Possible Worlds This little-known film stars Tom McCamus as a man who keeps journeying through different alternate universes and having a relationship with the same woman (Tilda Swinton), which always seems to end badly. And then there's a twist, which I won't reveal here but which we gave away in a found footage.
Who should write it: Audrey Niffenegger, author of The Time Traveler's Wife.
S1m0ne. Andrew Niccol's most disappointing film totally deserves a novel told from the point of view of Al Pacino's character, a third-rate movie director who creates a virtual actress to save his troubled movie - and then has to deal with her becoming a superstar. A novel might be able to make the movie's premise more believable and dispense with some of the VFX problems that dog the movie, and a tight focus on Pacino's POV would allow us to probe the psychology of a man who brings to life an irresistible virtual avatar, in a cross between Pygmalion and Cage Aux Folles.
Who should write it: Amy Thompson, author of Virtual Girl, who manages to make that novel's skeezy programmer who creates a gynoid and then tries to enslave her actually sympathetic.
The Matrix Trilogy. No, not just the first movie. I want to see the whole trilogy as one sprawling, insane novel about cyber-avatars. I want all of the lame discussions about free will in the second movie and all of the lame everything in the third movie to be beaten into submission, and the whole disappointing mess transformed into a seamless whole, the story of humans trapped in a virtual world rising up against their machine overlords, while a virtual man-in-black becomes a megalomaniac.
Who should write it: That's the hard part. There are so many cyberpunk authors I'd like to see try their hand at it. But in the end, I'm thinking Charles Stross.
He does sprawling post-human stories really amazingly well, and might add a whole extra conceptual layer to the Wachowskis' somewhat facile world-building.

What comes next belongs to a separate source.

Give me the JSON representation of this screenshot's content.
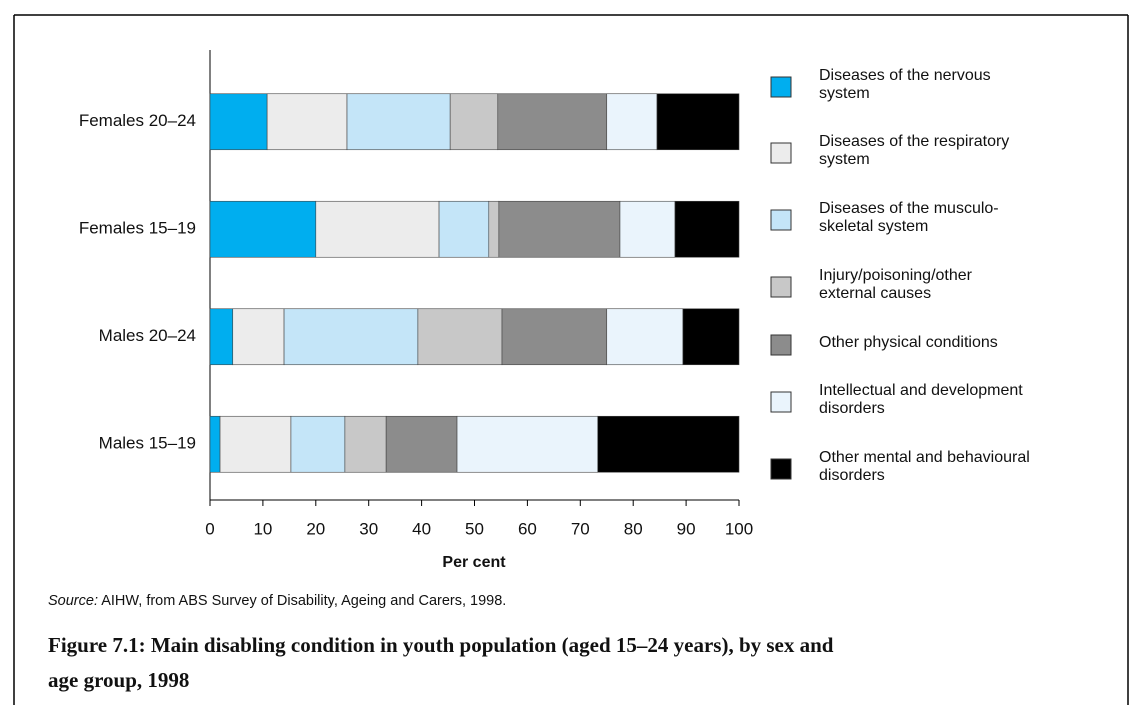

Primer. This knotty time-travel movie actually stands on its own remarkably well, but I'd still like to see a smart, thoughtful novel that deals with all the of the intersecting timelines and unraveling protagonists.
Who should write it: David Gerrold, author of The Man Who Folded Himself, still possibly the weirdest time-travel novel of all time.
Slither. You might think this is just another over-the-top body horror movie, about alien parasites who infect a town's residents. But this movie goes so much further, showing how a woman can't escape her abusive husband. The parasite infects her husband first, and then all of the people whom it infects afterwards speak with the husband's voice, so she's constantly trapped. It's up there with Society and Dead/Alive in the disturbing horrific social commentary sweepstakes.
Who should write it: The great d.g.k. goldberg, if she was still alive. Otherwise, I would say Nalo Hopkinson, author of Brown Girl In The Ring.
Sunshine. The screenplay is available in book form, but there's no novelization. I loved this film, but many people don't seem to agree, and maybe a really strong novelization could help win over the doubters, especially if it made the slasher-movie third act feel like it grew naturally out of the rest of the story.
Who should write it: I'm thinking maybe Stephen Baxter, who's shown a talent for writing madness as well as planetary disasters and space exploits.
Note: I was going to include Galaxy Quest on this list - but realized it already has a novelization, by Terry Bisson. Who, by amazing coincidence, is probably exactly who I would have chosen to novelize that movie. Has anyone read Bisson's Galaxy Quest novel, and is it as good as it ought to be? It's only one cent on Amazon (plus a few bucks' shipping, of course.) Also, did you know that Christopher "The Prestige" Priest has novelized David Cronenberg's Existenz?